TITLE:
Graph Neural Networks for Anomaly Detection in Cloud Infrastructure
AUTHORS:
Adithya Jakkaraju
KEYWORDS:
Graph Neural Networks, Anomaly Detection, Cloud Infrastructure, Temporal Graph Convolution, Graph Autoencoder, Microservice Dependencies, Telemetry Fusion
JOURNAL NAME:
Journal of Computer and Communications,
Vol.13 No.10,
October
22,
2025
ABSTRACT: Cloud infrastructure anomalies cause significant downtime and financial losses (estimated at $2.5 M/hour for major services). Traditional anomaly detection methods fail to capture complex dependencies in microservice architectures.

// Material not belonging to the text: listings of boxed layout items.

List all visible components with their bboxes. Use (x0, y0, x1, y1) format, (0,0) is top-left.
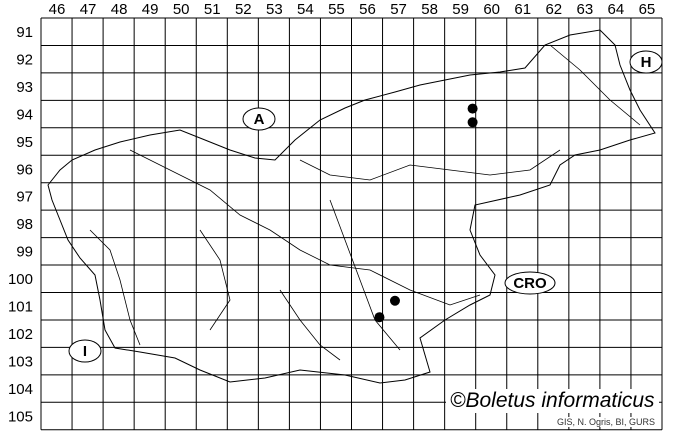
row-label: 91 (16, 24, 33, 41)
column-label: 59 (452, 1, 469, 18)
column-label: 58 (421, 1, 438, 18)
country-label-ellipse (629, 50, 663, 74)
row-label: 103 (8, 353, 33, 370)
grid (40, 17, 663, 431)
row-label: 101 (8, 299, 33, 316)
country-label-ellipse (504, 271, 556, 295)
country-label-a: A (254, 111, 265, 128)
row-label: 104 (8, 381, 33, 398)
column-label: 61 (514, 1, 531, 18)
occurrence-point (467, 103, 478, 114)
row-label: 105 (8, 408, 33, 425)
row-label: 96 (16, 161, 33, 178)
column-label: 51 (204, 1, 221, 18)
country-label-i: I (83, 343, 87, 360)
column-label: 52 (235, 1, 252, 18)
country-label-cro: CRO (513, 275, 547, 292)
occurrence-points (374, 103, 478, 323)
column-label: 55 (328, 1, 345, 18)
column-label: 48 (111, 1, 128, 18)
country-label-ellipse (242, 107, 276, 131)
row-label: 102 (8, 326, 33, 343)
column-label: 57 (390, 1, 407, 18)
column-label: 64 (608, 1, 625, 18)
row-label: 97 (16, 189, 33, 206)
column-label: 56 (359, 1, 376, 18)
row-label: 98 (16, 216, 33, 233)
column-label: 46 (49, 1, 66, 18)
row-label: 99 (16, 244, 33, 261)
axis-labels: 46 47 48 49 50 51 52 53 54 55 56 57 58 59 60 61 62 63 64 65… (8, 1, 655, 425)
row-label: 92 (16, 51, 33, 68)
source-credit: GIS, N. Ogris, BI, GURS (555, 417, 658, 427)
row-label: 93 (16, 79, 33, 96)
country-labels: A H CRO I (68, 50, 663, 363)
occurrence-point (467, 117, 478, 128)
row-label: 100 (8, 271, 33, 288)
row-label: 95 (16, 134, 33, 151)
rivers (89, 44, 641, 361)
column-label: 53 (266, 1, 283, 18)
column-label: 54 (297, 1, 314, 18)
country-label-h: H (641, 54, 652, 71)
map-title: ©Boletus informaticus (446, 389, 659, 413)
column-label: 49 (142, 1, 159, 18)
row-label: 94 (16, 106, 33, 123)
column-label: 60 (483, 1, 500, 18)
country-label-ellipse (68, 339, 102, 363)
occurrence-point (374, 312, 385, 323)
column-label: 65 (639, 1, 656, 18)
column-label: 62 (545, 1, 562, 18)
occurrence-point (389, 295, 400, 306)
column-label: 50 (173, 1, 190, 18)
column-label: 63 (577, 1, 594, 18)
country-border (47, 29, 656, 384)
column-label: 47 (80, 1, 97, 18)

This paper presents a novel Temporal-Attentive Graph Autoencoder (TAGAE) framework for cloud anomaly detection, leveraging Graph Neural Networks (GNNs) to model topological relationships and temporal dynamics. Our method integrates multi-source telemetry (logs, metrics, and traces) into a unified graph structure, utilizes anomaly amplification layers for enhanced sensitivity, and employs focal loss for data imbalance mitigation. Evaluated on Azure-DIAD and GCP datasets, TAGAE achieves 94.2% F1-score and 96.5% AUC-PR, reducing detection latency by 63% compared to GraphSAGE. We further analyze robustness under 40% noise/missing data and propose federated GNNs for privacy-preserving deployment.